Sobre la base de estudios experimentales de todo el genoma y análisis de biología de sistemas, Kong et al. han desarrollado una base de datos de genes esenciales. (2019) para predecir> 4000 especies bacterianas. [42]

Eucariotas

En Saccharomyces cerevisiae (levadura en ciernes), entre el 15 y el 20% de todos los genes son esenciales. En Schizosaccharomyces pombe (levadura de fisión) se han construido 4.836 deleciones heterocigotas que cubren el 98,4% de los 4.914 marcos de lectura abiertos que codifican proteínas. 1.260 de estas supresiones resultaron ser esenciales. [43]

Pruebas similares son más difíciles de realizar en otros organismos multicelulares, incluidos los mamíferos (como modelo para los humanos), por razones técnicas, y sus resultados son menos claros. Sin embargo, se han desarrollado varios métodos para el gusano nematodo C. elegans , [44] la mosca de la fruta [45] y el pez cebra [46] (ver tabla). Un estudio reciente de 900 genes de ratón concluyó que el 42% de ellos eran esenciales aunque los genes seleccionados no eran representativos. [47]

Los experimentos de eliminación de genes no son posibles o al menos no son éticos en humanos. Sin embargo, las mutaciones naturales han llevado a la identificación de mutaciones que conducen a la muerte embrionaria temprana o posterior. [48] ​​Tenga en cuenta que muchos genes en los seres humanos no son absolutamente esenciales para la supervivencia, pero pueden causar enfermedades graves cuando mutan. Estas mutaciones están catalogadas en la base de datos Online Mendelian Inheritance in Man (OMIM). En un análisis computacional de la variación genética y las mutaciones en 2.472 ortólogos humanos de genes esenciales conocidos en el ratón, Georgi et al. encontraron una selección fuerte y purificadora y niveles comparativamente reducidos de variación de secuencia, lo que indica que estos genes humanos también son esenciales. [49]

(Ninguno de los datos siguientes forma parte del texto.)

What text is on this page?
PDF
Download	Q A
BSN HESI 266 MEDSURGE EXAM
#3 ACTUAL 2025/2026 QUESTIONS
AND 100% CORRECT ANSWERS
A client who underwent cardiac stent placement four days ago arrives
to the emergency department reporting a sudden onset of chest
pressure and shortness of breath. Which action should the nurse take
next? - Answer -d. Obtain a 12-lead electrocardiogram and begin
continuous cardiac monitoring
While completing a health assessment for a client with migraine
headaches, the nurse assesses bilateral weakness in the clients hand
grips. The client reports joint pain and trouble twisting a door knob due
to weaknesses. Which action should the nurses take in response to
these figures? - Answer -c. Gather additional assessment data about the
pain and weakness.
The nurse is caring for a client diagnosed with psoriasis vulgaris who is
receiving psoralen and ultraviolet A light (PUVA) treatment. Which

Si bien puede resultar difícil demostrar que un gen es esencial en los seres humanos, se puede demostrar que un gen no es esencial o que ni siquiera causa una enfermedad. Por ejemplo, la secuenciación de los genomas de 2.636 ciudadanos islandeses y el genotipado de 101.584 sujetos adicionales encontraron 8.041 individuos que tenían un gen completamente desactivado (es decir, estas personas eran homocigotas para un gen no funcional). [50] De los 8.041 individuos con knockouts completos, se estimó que 6.885 eran homocigotos y 1.249 heterocigotos compuestos (es decir, tenían ambos alelos de un gen desactivados pero los dos alelos tenían mutaciones diferentes). En estos individuos, un total de 1.171 de los 19.135 genes humanos ( RefSeq ) (6,1%) quedaron completamente inutilizados. Se concluyó que estos 1.171 genes no son esenciales para los humanos; al menos no se informaron enfermedades asociadas. [50] De manera similar, las secuencias del exoma de 3222 adultos de ascendencia británica paquistaní con alta relación parental revelaron 1111 genotipos homocigotos de variantes raras con pérdida prevista de función genética (LOF = knockouts) en 781 genes. [51] Este estudio encontró un promedio de 140 genotipos LOF predichos (por sujeto), incluidos 16 heterocigotos raros ( frecuencia de alelo menor <1%), 0,34 homocigotos raros, 83,2 heterocigotos comunes y 40,6 homocigotos comunes. Casi todos los genotipos LOF homocigotos raros se encontraron dentro de segmentos autocigotos (94,9%). [51] Aunque la mayoría de estos individuos no tenían ningún problema de salud obvio derivado de sus genes defectuosos, es posible que se encuentren problemas de salud menores tras un examen más detallado.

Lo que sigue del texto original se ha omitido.